Les arguments avancés en faveur de la tenue d'un procès à l'issue d'un conflit, lorsque des accusations de génocide, de crimes de guerre ou de crimes contre l'humanité ont été formulées, sont inspirés par le besoin de prévenir de nouveaux crimes, le besoin des victimes et de la communauté d'obtenir justice, et le besoin d'établir la vérité des faits pour permettre une future coexistence pacifique.

Il n'est pas possible, à ce stade, d'évaluer l'effet dissuasif des tribunaux ad hoc et leur capacité de prévention. On ne dispose pas de suffisamment d'éléments pour en juger. Il en va de même de leur capacité à établir la vérité. Leur rôle consistant à rendre la justice est plus clairement perçu par la population, mais encore doit-on identifier et traduire devant ces tribunaux les auteurs présumés des crimes.

Les juristes du CICR sont convaincus que des tribunaux tels que celui qui a été créé pour l'ex-Yougoslavie attestent d'une avancée majeure dans l'application du DIH. Ils ont renforcé le DIH en affirmant la valeur coutumière de certains principes, réduisant ainsi le fossé entre les règles applicables aux conflits armés internationaux et celles qui s'appliquent aux conflits non internationaux, et en donnant une interprétation plus souple de certaines dispositions traditionnelles du DIH pour les adapter aux réalités modernes.

Le CICR salue ces tendances, ainsi que la création de la Cour pénale internationale en complément des tribunaux ad hoc.

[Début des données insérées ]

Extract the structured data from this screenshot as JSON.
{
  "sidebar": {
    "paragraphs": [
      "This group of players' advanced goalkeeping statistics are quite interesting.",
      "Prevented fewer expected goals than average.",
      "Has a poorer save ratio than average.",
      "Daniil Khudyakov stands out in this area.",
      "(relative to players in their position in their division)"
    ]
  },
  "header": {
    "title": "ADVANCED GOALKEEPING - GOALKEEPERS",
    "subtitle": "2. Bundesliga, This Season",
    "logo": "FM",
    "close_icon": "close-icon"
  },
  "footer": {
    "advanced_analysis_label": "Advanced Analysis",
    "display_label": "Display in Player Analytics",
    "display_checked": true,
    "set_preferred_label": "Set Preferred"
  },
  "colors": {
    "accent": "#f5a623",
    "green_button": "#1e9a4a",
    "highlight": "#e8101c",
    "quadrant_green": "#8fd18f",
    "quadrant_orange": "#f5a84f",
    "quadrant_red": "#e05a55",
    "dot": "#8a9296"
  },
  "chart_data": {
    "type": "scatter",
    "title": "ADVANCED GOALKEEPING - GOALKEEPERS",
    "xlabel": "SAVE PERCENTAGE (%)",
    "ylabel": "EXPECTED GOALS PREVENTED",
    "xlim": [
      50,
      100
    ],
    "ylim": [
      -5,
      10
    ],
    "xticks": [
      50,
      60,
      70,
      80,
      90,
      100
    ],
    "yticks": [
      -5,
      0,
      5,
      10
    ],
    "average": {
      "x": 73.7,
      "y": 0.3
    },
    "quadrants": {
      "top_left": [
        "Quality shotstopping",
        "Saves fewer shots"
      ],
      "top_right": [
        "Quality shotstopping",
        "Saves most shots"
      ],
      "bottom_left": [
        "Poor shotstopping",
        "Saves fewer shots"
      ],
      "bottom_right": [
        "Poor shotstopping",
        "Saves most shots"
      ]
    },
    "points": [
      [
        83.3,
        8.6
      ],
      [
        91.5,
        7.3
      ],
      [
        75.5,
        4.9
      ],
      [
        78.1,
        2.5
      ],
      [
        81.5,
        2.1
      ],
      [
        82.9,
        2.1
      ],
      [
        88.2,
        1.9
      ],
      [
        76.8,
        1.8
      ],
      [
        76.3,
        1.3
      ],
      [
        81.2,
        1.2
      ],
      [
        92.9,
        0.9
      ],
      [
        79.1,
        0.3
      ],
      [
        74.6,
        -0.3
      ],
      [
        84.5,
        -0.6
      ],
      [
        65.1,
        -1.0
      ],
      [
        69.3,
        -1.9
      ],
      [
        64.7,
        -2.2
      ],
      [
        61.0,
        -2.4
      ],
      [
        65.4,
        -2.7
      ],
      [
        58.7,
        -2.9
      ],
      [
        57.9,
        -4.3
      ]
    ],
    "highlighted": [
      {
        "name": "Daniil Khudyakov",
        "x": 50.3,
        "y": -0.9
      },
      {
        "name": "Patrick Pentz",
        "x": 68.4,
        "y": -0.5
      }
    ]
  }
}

En tant que gardien du droit international humanitaire, le CICR soutient également les efforts déployés pour mettre fin à l'impunité en développant la justice pénale internationale, que ce soit en incitant les États à adapter leur législation afin de lutter au niveau national contre l'impunité des crimes internationaux, ou en encourageant la tendance à l'internationalisation des poursuites contre les responsables de génocide, de crimes de guerre et de crimes contre l'humanité.